In primary school I was selected to be one of the three wise men in the school Christmas pageant. Desperately not wanting to do it I hid all notes about the Christmas pageant from my mum. I was about to get away with it until one December night when my mum decided it was curious that she hadn't heard anything about this momentous annual event. She rifled through my bag, discovered it was on that very night and within minutes I was forced into a kaftan, smacked and pulled kicking and screaming in to the Gemini.

At that stage it wasn't being wise that I really objected to - it was wearing a kaftan. Did all the blokes back in Jesus' time really get around in tie-dyed dresses? If they were such wise men wouldn't they have thought of wearing pants or something a little less gay?

Unfortunately the pressure to be a wise man never really lets up. The older you get the more people expect you to be sensible. Is it really wise to shove twisties up your nostrils and flap around on the couch pretending you are a walrus? Possibly not, but it is way more amusing than sitting still and watching ads for hand sanitiser. Being sensible doesn't make for an awesome life. It's all the stuff which is regarded as risky, ill-advised or a gigantic waste of money that generally makes life worth living.

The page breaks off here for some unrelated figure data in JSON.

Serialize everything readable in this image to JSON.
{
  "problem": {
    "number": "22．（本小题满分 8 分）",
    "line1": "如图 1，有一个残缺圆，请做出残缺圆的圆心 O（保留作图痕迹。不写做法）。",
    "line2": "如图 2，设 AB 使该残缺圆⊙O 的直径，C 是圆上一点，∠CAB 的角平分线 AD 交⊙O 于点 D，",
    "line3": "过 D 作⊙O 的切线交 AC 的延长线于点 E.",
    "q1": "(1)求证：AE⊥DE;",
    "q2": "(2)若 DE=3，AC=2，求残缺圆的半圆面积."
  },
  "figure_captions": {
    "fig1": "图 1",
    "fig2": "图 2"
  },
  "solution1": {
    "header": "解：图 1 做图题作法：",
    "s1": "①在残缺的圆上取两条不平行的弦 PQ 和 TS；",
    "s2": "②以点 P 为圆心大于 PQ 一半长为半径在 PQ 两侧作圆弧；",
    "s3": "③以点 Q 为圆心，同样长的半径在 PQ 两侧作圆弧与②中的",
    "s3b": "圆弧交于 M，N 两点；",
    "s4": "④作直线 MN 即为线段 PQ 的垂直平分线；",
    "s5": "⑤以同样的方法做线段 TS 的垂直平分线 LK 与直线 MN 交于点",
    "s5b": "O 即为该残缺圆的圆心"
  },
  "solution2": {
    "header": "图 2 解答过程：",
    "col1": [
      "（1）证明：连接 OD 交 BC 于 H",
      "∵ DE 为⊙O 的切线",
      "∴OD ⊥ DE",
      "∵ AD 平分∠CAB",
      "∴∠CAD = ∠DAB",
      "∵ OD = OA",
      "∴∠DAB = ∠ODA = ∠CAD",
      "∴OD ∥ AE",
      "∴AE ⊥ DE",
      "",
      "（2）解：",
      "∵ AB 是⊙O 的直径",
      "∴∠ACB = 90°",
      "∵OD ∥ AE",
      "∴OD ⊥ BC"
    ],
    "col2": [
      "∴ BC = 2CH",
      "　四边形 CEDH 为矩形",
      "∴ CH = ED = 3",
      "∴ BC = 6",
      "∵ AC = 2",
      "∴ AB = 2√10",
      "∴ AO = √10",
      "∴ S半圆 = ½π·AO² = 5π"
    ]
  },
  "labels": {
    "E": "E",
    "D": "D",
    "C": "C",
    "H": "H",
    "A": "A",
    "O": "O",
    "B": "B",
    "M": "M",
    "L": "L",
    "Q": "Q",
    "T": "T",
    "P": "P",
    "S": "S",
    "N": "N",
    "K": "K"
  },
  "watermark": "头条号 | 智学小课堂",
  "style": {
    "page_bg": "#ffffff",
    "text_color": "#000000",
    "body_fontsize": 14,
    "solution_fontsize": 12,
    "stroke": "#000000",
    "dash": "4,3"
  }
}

If you do what is considered wise all the time, you will probably die boring and rich with funeral insurance. Be stupid and you might have some cool stories to tell.

Work hours

Fortunately I no longer have a boss and can pretty much work the hours I want but most people I know work about 9 hours a day and that's just stupid. I think everyone should work school hours. 9.15 - 3.15 is plenty of time to get shit done. Of course there would have to be play lunch and big lunch and sports day on Wednesday. It would also be good if could just swap jobs every 40 minutes.